The Times decided not to mention that the US backed these efforts at the time, aiming to use the Taliban to unify and pacify Afghanistan. Had the Taliban succeeded in this attempt, Washington and the US energy firm Unocal hoped to run oil and natural gas pipelines from Central Asia through Afghanistan to Pakistan, India, and Indian Ocean ports.

The real motive behind the US invasion of Afghanistan in 2001 was the drive for US hegemony in oil- and natural gas-rich Central Asia, through which it would gain strategic advantage over its global competitors.

Afghanistan and Pakistan stand at a nexus of pipeline and trade routes between the Middle East, Russia, China and the Indian subcontinent, and US domination of the countries would give it decisive influence over developments in trade and strategic relations between many of Eurasia's largest and fastest-growing economies. In particular, it would cement the US' ability to mount a blockade of oil supplies for China and India in the Indian Ocean.

Fundamental US aims have not changed since Washington's 2001 invasion of Afghanistan and the subsequent extension of fighting into Pakistan. The US ruling class' drive to assert dominance over its rivals will, in fact, only increase as the world plunges into the most serious economic crisis since the Great Depression.

The hundreds of thousands of people killed and the millions wounded and displaced by the US occupations of Iraq and Afghanistan give the lie to Obama's claim that terrorists are the most dangerous enemy of the Pakistani and Afghan people. In fact, the greatest threat to the Central Asian masses is the militarist clique in Washington that remains in power, unaffected by the transition from Bush to Obama. As for the American people, Obama and his handlers view its anti-war sentiments and democratic instincts with nothing but contempt.

With the escalation of US military operations in Afghanistan and Pakistan, Obama is heading towards broader, far more devastating wars that will ultimately involve major world powers.

The implications of this expanded war policy are incalculable. Pakistan, which is being destabilized by US policy, is a nuclear-armed country of 130 million people. A March 26 report by the Wall Street Journal noted that US drones were now targeting "Pakistani Taliban" leader Baitullah Mehsud, who is not involved in attacks on US and NATO forces across the border in Afghanistan, but is considered by the Pakistani regime to be a major threat, and that Washington is considering widening its missile attacks to include the Pakistani province of Baluchistan. Such attacks risk plunging Pakistan into civil war, and ultimately a full-scale US invasion.

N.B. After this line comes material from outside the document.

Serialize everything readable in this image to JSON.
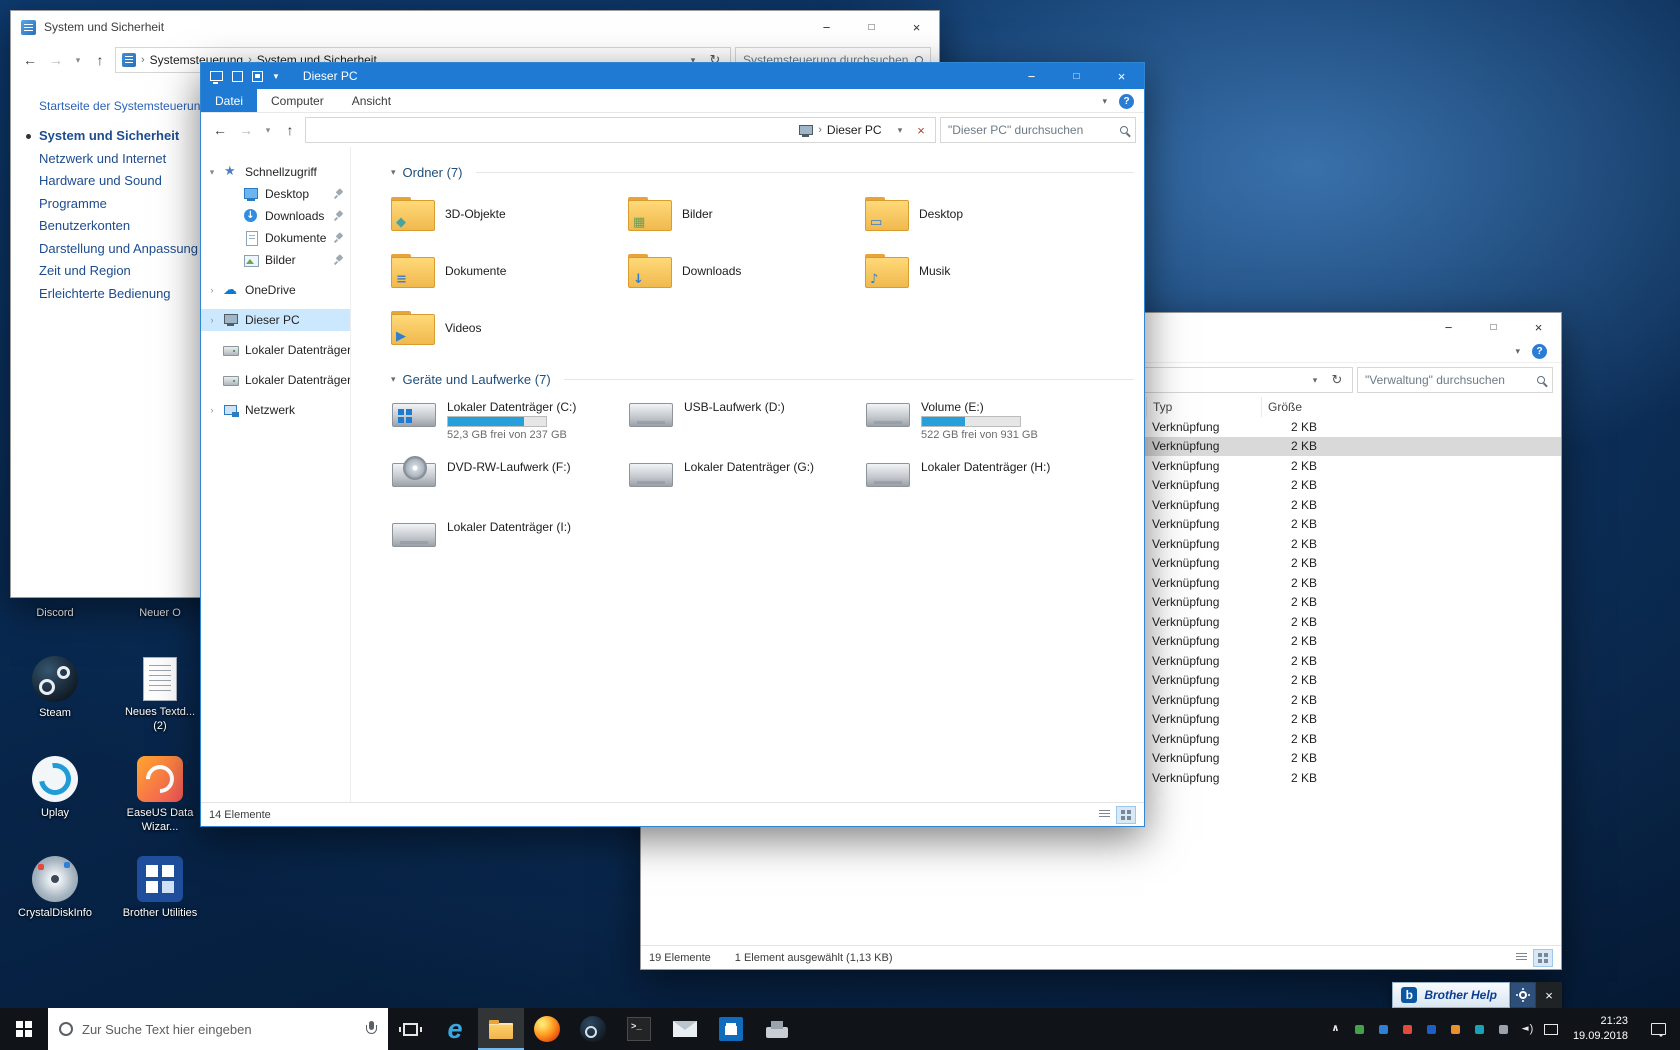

The decision to send more US troops to Afghanistan will not only inflame the war in that country, but destabilize the broader region and intensify tensions with other countries, in the first instance, Russia. With the US' main supply lines to Afghanistan running through regions of Pakistan that are being turned into war zones, Washington will increasingly consider alternate supply routes, notably through the Caucasus and former Soviet republics in Central Asia. Last August, US competition with Russia for influence in the Caucasus saw the US encourage Georgia to attack Russian monitors in South Ossetia.

China will also see mounting US military intervention in Pakistan as a hostile policy. Pakistan is an important trading partner and strategic ally of China against India. Escalating the war will also fuel tensions between Washington and European countries which are under increasing US pressure to contribute more troops to NATO operations in Afghanistan, and whose populations overwhelmingly oppose these deployments.

Obama's announcement of wider war in Central Asia underscores the cynical and fraudulent character of his presidential campaign and the fundamental agreement, whatever their tactical differences, between the Democratic and Republican parties in support of the predatory aims of US imperialism around the world. Having presented himself as the agent of "change," Obama is now presiding over an expansion of imperialist aggression that will have incalculable consequences.

Friday's announcement is the clearest demonstration of a basic political fact: War cannot be opposed through the Democratic Party or appeals to Congress, but only through the independent political mobilization of the American and international working class.